Bazen düşünüyorum, “Covid-19 bunlara iyi mi geldi acaba” diye. Çünkü devlet bunlara hep destek veriyor. Ufak bir baraka bile yapsalar devlet bunlara yatırım desteği, yani para veriyor. Büyüyorlar, büyüyorlar… 7-8 sene önce 200 bin TL harcayıp bir depo yapmışlar. Şu an o depoyu yıkıyorlar. Ne kadar da kolay yıkıyorlar. 200 bin çöp. Ne yapıyorlar? Gelsin yeni yatırımlar, yeni teşvikler.

Patronlar aile boyu. Hakkı Soyyiğit yönetim kurulu başkanı, Fikri Soyyiğit asıl patron, Aydın Soyyiğit ve Temel Soyyiğit de diğer ortaklar. Genellikle firmayla ilgilenen Fikret Soyyiğit. Bizim patronlar işçiyi hep aşağıda görüyor. Hiçbir gün görmedim ki “arkadaşlar bir derdiniz sıkıntınız var mı” diye işçinin yanınsa gelsinler. Hiçbiri yok! Ama yeter artık. Gözümüz açıldı. Artık buna bir dur demenin zamanı geldi.

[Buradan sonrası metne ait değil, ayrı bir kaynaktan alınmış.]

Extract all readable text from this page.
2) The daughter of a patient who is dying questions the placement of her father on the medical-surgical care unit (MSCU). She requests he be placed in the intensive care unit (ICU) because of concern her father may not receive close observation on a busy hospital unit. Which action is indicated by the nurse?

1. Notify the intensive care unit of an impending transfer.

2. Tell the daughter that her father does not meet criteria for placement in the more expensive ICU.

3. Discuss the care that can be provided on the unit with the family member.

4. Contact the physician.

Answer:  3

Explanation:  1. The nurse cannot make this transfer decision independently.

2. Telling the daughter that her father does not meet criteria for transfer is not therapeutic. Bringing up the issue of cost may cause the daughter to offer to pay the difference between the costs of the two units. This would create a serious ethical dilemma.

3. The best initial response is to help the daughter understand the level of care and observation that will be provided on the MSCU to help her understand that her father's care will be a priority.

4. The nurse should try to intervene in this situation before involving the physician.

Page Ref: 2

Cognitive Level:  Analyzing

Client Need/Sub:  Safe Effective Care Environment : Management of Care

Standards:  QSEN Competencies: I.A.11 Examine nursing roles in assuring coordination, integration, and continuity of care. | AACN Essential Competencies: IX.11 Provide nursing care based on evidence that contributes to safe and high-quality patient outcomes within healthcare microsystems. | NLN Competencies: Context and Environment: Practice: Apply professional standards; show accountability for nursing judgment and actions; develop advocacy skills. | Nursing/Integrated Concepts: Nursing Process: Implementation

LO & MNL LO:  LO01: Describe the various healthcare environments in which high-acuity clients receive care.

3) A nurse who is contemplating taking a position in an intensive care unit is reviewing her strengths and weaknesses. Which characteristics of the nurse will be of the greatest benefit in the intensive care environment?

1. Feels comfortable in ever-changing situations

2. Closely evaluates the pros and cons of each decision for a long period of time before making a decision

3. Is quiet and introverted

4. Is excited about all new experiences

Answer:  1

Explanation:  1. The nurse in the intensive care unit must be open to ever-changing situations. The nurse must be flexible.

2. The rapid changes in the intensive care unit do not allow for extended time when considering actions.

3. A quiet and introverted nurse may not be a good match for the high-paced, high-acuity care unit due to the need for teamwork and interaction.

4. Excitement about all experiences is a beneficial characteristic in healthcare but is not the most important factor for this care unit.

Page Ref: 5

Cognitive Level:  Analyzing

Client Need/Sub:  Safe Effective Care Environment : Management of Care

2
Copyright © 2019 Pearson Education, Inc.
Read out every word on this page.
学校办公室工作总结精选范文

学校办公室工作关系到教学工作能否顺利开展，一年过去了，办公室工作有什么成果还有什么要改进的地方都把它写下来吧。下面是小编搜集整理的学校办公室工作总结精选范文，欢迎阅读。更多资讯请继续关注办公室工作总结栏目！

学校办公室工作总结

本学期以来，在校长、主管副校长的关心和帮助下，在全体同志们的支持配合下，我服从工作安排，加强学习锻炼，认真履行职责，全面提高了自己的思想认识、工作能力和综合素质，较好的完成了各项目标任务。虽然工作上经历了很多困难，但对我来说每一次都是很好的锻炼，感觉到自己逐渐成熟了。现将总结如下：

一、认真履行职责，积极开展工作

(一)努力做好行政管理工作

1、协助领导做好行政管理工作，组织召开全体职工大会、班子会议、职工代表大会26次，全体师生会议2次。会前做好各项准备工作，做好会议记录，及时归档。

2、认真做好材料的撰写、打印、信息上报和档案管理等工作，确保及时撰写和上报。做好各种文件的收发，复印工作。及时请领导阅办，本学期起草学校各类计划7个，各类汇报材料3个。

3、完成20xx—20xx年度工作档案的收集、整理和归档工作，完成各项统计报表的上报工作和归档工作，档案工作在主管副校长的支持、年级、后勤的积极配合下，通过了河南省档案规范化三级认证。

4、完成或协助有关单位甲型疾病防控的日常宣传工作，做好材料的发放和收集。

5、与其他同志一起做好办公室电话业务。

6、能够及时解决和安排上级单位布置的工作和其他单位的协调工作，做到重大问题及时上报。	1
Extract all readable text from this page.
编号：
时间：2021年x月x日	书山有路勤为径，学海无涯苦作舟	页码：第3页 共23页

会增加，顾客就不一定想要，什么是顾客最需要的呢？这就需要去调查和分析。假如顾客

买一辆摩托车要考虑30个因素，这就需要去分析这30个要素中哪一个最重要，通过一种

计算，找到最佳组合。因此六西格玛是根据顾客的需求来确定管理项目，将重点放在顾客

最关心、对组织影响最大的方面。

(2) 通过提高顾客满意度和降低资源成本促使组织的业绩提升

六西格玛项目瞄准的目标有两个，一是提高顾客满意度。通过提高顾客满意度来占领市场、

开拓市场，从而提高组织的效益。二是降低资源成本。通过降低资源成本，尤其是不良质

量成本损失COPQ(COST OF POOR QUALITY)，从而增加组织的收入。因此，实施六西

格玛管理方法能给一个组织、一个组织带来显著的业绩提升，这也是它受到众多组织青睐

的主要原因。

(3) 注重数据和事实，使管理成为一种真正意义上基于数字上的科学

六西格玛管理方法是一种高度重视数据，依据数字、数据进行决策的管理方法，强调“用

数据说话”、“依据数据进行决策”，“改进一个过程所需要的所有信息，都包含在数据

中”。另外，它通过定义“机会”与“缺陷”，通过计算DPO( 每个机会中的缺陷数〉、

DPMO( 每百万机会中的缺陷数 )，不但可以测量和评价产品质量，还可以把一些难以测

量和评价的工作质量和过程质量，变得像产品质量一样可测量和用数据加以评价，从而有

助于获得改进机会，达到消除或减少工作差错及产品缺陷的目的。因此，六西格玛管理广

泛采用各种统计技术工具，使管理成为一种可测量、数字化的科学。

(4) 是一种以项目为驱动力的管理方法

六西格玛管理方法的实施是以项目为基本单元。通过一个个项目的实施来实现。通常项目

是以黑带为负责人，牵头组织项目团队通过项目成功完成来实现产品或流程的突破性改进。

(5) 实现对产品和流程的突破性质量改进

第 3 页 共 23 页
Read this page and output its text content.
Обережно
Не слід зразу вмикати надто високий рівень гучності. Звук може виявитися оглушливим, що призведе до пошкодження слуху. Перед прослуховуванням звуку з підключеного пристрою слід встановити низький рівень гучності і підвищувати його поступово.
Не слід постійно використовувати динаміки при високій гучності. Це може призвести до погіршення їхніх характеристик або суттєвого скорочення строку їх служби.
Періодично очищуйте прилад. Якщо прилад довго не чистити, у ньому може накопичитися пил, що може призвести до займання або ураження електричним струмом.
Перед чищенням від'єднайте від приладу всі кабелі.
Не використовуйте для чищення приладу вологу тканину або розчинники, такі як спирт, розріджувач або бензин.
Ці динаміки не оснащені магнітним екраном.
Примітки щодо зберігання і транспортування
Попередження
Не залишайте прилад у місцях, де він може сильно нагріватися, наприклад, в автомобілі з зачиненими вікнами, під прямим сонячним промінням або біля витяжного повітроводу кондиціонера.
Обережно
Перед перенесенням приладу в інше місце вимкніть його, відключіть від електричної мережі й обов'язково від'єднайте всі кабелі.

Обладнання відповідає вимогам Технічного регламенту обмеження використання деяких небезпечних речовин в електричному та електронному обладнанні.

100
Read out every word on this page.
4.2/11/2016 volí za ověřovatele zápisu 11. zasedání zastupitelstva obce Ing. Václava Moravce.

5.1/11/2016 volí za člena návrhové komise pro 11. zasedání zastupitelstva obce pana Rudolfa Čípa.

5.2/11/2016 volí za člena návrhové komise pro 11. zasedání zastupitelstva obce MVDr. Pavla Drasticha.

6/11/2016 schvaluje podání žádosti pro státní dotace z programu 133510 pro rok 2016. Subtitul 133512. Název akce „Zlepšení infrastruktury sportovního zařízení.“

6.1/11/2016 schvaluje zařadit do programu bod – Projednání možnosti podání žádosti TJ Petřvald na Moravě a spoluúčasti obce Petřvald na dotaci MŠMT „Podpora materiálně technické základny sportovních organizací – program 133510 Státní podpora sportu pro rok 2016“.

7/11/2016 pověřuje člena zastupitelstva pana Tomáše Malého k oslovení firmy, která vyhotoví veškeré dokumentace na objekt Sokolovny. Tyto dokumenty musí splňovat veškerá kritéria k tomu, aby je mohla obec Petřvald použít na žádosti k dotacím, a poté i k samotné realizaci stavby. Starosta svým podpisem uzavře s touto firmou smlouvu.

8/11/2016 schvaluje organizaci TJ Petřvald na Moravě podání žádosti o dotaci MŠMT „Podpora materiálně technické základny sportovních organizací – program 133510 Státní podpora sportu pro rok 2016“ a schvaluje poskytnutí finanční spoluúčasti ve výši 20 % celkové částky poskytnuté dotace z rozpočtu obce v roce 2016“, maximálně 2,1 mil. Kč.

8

Gerek sosyal medya, gerek basın, gerek işyeri komitesi, gerek sendika… Her yolu deneyeceğiz. Her şekilde mücadele edeceğiz.

Bütün işçi arkadaşlarımdan bu mücadeleye destek vermesini bekliyorum. Ben destek vereceklerine de inanıyorum. Umudum yüksek.

Biz de sizin mücadelenizin yanında olacağımıza söz veriyoruz. Ne gerekiyorsa, mücadeleyi birlikte omuzlayacağız. Varsa son eklemelerini alalım kısaca.

Geçen benim oğlum ağlıyordu. “Baba sen kötü bir babasın” diye. Ne oldu oğlum dedim, “biz senin yanımızda olmanı istiyoruz ama sen hep çalışıyorsun”. Daha 6-7 yaşında bu çocuk. En son anaokuluna yazdırdık, başkalarıyla arkadaşlık kursun da beni unutsun bari diye.

Oğlum az önce evden çıkarken “of baba yine mi işe gidiyorsun” dedi. “Yok oğlum bu sefer işe değil” dedim. “Sizin geleceğiniz için gidiyorum bu sefer” dedim. Yolumuz açık olsun.